To keep web content updated, schedule regular crawls:

```basic
' In update-content.bas
SET SCHEDULE "0 3 * * *"  ' Run daily at 3 AM
ADD WEBSITE "https://example.com/docs"
' Website content is crawled and added to the collection
```

## How Search Works

When `USE KB` is active:
1. User asks a question
2. System automatically searches relevant collections
3. Finds semantically similar content
4. Injects relevant chunks into LLM context
5. LLM generates response using the knowledge

**Important**: Search happens automatically - you don't need to call any search function.

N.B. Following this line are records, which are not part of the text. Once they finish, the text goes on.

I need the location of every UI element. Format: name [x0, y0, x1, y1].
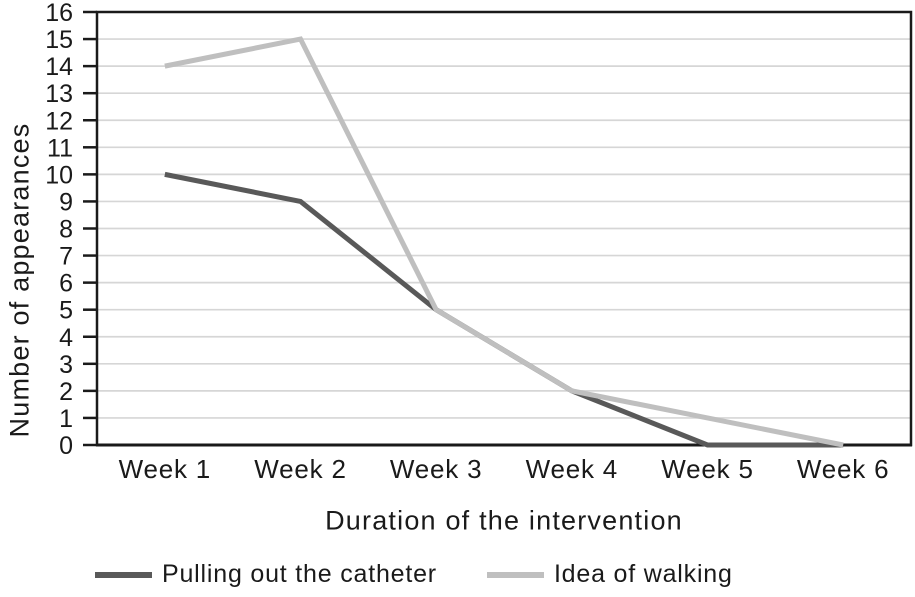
y-tick-label: 10 [45, 161, 73, 189]
legend-item-idea-of-walking: Idea of walking [486, 560, 733, 589]
x-tick-label: Week 6 [797, 454, 889, 484]
y-tick-label: 3 [59, 351, 73, 379]
y-tick-label: 14 [45, 53, 73, 81]
legend-item-pulling-out-the-catheter: Pulling out the catheter [95, 560, 437, 589]
x-tick-label: Week 1 [119, 454, 211, 484]
y-tick-label: 6 [59, 270, 73, 298]
x-tick-label: Week 2 [254, 454, 346, 484]
legend-swatch-dark-line [95, 571, 152, 578]
legend-label: Pulling out the catheter [162, 560, 437, 588]
legend-label: Idea of walking [553, 560, 733, 588]
legend-swatch-light-line [486, 571, 544, 578]
y-axis-title: Number of appearances [4, 122, 35, 438]
y-tick-label: 15 [45, 26, 73, 54]
y-tick-label: 13 [45, 80, 73, 108]
legend: Pulling out the catheter Idea of walking [95, 560, 733, 589]
y-tick-label: 2 [59, 378, 73, 406]
y-tick-label: 7 [59, 243, 73, 271]
y-tick-label: 4 [59, 324, 73, 352]
series-line-1 [164, 36, 844, 448]
y-tick-label: 11 [47, 134, 73, 162]
y-tick-label: 5 [59, 297, 73, 325]
x-tick-label: Week 3 [390, 454, 482, 484]
y-tick-label: 1 [59, 405, 73, 433]
x-tick-label: Week 5 [661, 454, 753, 484]
y-tick-label: 8 [59, 216, 73, 244]
y-tick-label: 9 [59, 188, 73, 216]
y-tick-label: 12 [45, 107, 73, 135]
x-tick-label: Week 4 [526, 454, 618, 484]
x-axis-title: Duration of the intervention [325, 505, 683, 536]
y-tick-label: 0 [59, 432, 73, 460]
y-tick-label: 16 [45, 0, 73, 27]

Just activate the KB with `USE KB` and ask questions naturally.

### Search Pipeline

```
"What's the vacation policy?"
            │
            ▼
    ┌────────────────┐
    │  Query Embed   │
    │  BGE Model     │
    └───────┬────────┘
            │ [0.2, -0.5, 0.8, ...]
            ▼
    ┌────────────────┐
    │  Vector Search │
    │   Vector DB    │
    │  Cosine Sim    │
    └───────┬────────┘
            │
            ├─► Match 1: "Vacation days: 15 annually" (0.92)
            ├─► Match 2: "PTO policy applies to..." (0.87)
            └─► Match 3: "Time off requests via..." (0.83)
                        │
                        ▼
            ┌──────────────────────┐
            │   Context Building   │
            │  • Top 5 matches     │
            │  • 2000 tokens max   │
            │  • Relevance sorted │
            └──────────┬───────────┘
                       │
                       ▼
            ┌──────────────────────┐
            │      LLM Call        │
            │  Context + Question  │
            │  "Based on docs..."  │
            └──────────┬───────────┘
                       │
                       ▼
                 "You get 15 vacation days per year..."
```

## Embeddings Configuration

The system uses BGE embeddings by default:

```csv
embedding-url,http://localhost:8082
embedding-model,../../../../data/llm/bge-small-en-v1.5-f32.gguf
```

You can replace BGE with any compatible embedding model by changing the model path in config.csv.

## Collection Management

- `USE KB "name"` - Activates a collection for the session
- `CLEAR KB` - Removes all active collections
- `CLEAR KB "name"` - Removes a specific collection

## Best Practices

1. **Organize by topic** - One folder per subject area
2. **Name clearly** - Use descriptive folder names
3. **Update regularly** - Schedule website crawls if using web content
4. **Keep files current** - System auto-indexes changes
5. **Don't overload** - Use only necessary collections per session

## Example: Customer Support Bot

```
support.gbkb/
├── products/        # Product documentation
├── policies/        # Company policies
├── troubleshooting/ # Common issues and solutions
└── contact/         # Contact information
```

In your dialog:
```basic
' Activate all support knowledge
USE KB "products"
USE KB "troubleshooting"
' Bot can now answer product questions and solve issues
```

## Performance Notes

- Collections are cached for fast access
- Only active collections consume memory
- Embeddings are generated once and reused
- Changes trigger automatic re-indexing

No manual configuration needed - just organize your documents in folders and use `USE KB` to activate them!